How Russia stumbled into a winning strategy to undermine the West
As the Kremlin’s strategists look across the globe, they have reason to rejoice.
By Oscar Jonsson
Best Defense office of Kremlinology
As the Kremlin’s strategists look across the globe, they have reason to rejoice. It is not because their economic or military strategy will deliver any game-changing wins soon. Nor is it only about Donald Trump occupying the White House. Rather, it is their discovery that where the Russian regime can offset the West is political and ideological, through the promotion of nationalist anti-Westernism.
In the West, the community oriented to liberal values, democracy, and the rule of law is shrinking, while the community of nationalists suspicious of that agenda is growing. It also seems to like Russia. This anti-Western tide did not, of course, originate in Russia. Nor is it masterminded from there. However, its promotion is Russia’s strongest bet in the international arena.
The origins of the Russian stance were in the Kremlin’s reaction to the Color Revolutions. In response to them, President Putin adopted an approach of domestic repression and counter-revolutionary tactics. This ranged from promoting a youth organisation, Nashi, to increasing restrictions on political competition and NGOs, as well as a clampdown on broadcast and social media.
There also was a counter-revolutionary offensive that was aimed at the core of the West’s appeal to the Color Revolution. This offensive promoted networks of extremist political and “non”-governmental organizations, corruption and the expulsion of traditional values, together with a vast internal and external information offensive, all aiming to weaken the West’s core.
This strategy is also reflected in Russia’s Syrian campaign. The Russian Armed Forces have consistently targeted civilians and seldom targeted the Islamic State. While not necessarily being the primary objective, it increases the heavy flow of refugees to Europe. This both seems to help pro-Russian nationalists across Europe and increase the risk for more terror attacks, which threatens a vicious but symbiotic cycle of the two. Turkey’s abrogation of the migrant deal with the EU could only increase this pressure in time for the French and German elections.
The Western challenges are largely internal, but they are thoroughly exploited where possible and an impact of +/-1 percent on an election can be the difference between a Donald Trump or not. The Russian KGB-defector Yuri Bezmenov stated that 85 percent of KGB actions were active measures or ideological subversion and the remaining 15 percent intelligence-gathering. It is not unlikely that the focus of Russian intelligence agencies is similar today.
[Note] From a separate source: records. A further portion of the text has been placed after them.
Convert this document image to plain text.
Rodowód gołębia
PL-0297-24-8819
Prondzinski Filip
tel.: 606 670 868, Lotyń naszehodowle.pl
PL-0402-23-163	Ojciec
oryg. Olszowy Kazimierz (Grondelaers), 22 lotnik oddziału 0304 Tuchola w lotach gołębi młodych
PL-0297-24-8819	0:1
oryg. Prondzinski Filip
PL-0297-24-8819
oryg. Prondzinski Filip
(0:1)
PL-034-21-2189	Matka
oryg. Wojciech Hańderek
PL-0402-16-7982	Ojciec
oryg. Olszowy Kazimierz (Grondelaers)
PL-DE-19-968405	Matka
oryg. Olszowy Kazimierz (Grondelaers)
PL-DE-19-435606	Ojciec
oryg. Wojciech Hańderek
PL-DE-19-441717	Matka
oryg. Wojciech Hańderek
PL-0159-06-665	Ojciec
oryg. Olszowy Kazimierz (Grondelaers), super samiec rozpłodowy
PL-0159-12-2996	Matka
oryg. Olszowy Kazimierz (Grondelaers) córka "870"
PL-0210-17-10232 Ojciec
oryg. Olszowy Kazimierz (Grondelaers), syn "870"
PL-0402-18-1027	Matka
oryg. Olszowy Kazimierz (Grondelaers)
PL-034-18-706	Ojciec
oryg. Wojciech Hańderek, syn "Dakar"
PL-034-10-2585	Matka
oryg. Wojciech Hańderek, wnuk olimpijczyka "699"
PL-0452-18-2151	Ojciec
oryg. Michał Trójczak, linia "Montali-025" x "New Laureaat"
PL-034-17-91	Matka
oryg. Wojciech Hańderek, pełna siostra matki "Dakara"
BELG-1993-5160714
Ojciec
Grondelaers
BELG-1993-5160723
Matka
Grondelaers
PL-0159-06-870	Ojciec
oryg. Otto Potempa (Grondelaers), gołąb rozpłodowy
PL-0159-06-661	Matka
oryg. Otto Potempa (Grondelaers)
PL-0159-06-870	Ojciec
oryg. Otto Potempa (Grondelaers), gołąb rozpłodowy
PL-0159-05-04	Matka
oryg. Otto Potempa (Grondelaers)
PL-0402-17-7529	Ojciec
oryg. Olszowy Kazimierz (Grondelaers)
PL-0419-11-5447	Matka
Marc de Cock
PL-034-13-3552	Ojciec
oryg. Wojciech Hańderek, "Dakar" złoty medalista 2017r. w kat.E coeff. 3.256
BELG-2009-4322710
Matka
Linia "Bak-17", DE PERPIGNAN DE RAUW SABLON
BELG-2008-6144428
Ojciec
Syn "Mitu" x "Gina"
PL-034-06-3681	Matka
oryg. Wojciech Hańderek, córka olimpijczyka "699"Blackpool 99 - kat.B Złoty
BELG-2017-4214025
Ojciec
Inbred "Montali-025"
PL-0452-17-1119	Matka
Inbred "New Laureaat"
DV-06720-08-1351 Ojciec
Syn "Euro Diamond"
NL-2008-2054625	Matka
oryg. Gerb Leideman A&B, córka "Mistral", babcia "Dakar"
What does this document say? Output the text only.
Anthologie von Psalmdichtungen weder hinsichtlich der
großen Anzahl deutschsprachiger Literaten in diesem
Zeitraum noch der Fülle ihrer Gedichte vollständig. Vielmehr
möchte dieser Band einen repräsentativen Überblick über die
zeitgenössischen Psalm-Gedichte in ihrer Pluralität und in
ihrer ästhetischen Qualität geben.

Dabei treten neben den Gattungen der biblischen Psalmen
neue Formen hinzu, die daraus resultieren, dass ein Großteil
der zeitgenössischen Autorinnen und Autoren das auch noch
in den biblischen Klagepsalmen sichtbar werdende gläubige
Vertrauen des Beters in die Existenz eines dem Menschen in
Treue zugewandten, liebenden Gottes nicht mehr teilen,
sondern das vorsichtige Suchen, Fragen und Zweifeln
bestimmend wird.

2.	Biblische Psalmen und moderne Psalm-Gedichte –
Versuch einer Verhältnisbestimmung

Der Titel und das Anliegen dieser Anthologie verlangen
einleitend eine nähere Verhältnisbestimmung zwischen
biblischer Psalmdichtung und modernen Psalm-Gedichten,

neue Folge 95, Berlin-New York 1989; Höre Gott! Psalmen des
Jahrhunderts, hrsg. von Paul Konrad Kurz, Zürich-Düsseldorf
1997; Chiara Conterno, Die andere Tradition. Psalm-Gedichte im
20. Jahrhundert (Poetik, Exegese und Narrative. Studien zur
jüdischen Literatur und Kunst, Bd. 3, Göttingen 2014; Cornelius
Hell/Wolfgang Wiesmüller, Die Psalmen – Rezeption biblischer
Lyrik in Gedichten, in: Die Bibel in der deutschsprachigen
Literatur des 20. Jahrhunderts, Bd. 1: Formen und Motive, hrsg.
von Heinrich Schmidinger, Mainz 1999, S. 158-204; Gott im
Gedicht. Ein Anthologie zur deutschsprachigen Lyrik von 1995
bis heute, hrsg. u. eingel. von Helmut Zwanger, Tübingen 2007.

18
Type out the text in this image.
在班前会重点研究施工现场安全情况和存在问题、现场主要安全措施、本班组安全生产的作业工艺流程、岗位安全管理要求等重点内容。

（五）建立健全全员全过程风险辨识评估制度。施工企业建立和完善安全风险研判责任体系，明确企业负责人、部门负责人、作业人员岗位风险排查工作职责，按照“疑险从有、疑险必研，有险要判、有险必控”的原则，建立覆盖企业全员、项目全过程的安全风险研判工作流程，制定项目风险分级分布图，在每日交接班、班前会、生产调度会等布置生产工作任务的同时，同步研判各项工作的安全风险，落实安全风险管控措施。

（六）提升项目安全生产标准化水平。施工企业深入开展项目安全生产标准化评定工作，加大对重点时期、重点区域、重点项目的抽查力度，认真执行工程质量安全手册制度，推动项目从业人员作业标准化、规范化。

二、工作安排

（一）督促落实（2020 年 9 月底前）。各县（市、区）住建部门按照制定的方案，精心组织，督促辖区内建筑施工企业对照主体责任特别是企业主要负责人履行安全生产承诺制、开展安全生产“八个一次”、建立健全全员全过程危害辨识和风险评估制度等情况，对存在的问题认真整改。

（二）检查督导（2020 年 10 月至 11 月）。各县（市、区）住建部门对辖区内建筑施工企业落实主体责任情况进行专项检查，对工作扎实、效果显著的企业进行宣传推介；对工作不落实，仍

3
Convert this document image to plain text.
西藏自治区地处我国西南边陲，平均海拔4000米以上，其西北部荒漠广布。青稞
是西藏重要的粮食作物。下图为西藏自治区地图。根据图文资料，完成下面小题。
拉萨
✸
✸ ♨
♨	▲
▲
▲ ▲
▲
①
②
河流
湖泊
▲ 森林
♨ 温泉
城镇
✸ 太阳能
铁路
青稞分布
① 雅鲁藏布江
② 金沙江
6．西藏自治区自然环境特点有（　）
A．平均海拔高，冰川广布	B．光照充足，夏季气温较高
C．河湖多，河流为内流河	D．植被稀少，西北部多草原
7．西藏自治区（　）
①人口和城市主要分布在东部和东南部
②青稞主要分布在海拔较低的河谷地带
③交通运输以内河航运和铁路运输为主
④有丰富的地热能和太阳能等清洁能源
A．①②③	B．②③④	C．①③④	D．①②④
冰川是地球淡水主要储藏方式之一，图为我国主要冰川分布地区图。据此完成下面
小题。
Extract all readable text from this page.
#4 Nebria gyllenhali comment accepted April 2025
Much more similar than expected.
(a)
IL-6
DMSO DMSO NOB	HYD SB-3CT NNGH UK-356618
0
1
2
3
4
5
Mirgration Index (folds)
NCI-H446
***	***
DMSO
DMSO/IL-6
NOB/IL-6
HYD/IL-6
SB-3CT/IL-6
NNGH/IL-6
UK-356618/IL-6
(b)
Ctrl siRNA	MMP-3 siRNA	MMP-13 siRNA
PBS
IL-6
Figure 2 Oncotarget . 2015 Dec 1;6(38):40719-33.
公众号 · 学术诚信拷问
Beyond the well-covered Russian interference in the U.S. election, this can be exemplified by the former Wikileaks-activist who recently described how Wikileaks seems to be connected to Russia. It could be less of a surprise though, given its increasing tendency to support the Russian narrative and, after the U.S. elections, notably targeting German, French, and Dutch mainstream politicians.
The tables have turned. The threat from the West that Russia saw in the mid-2000s has now been molded to a seemingly successful counter-strategy. It is targeting the ideological foundation of the West through political, ideological, and informational operations with relative impunity. And it seems to be going well.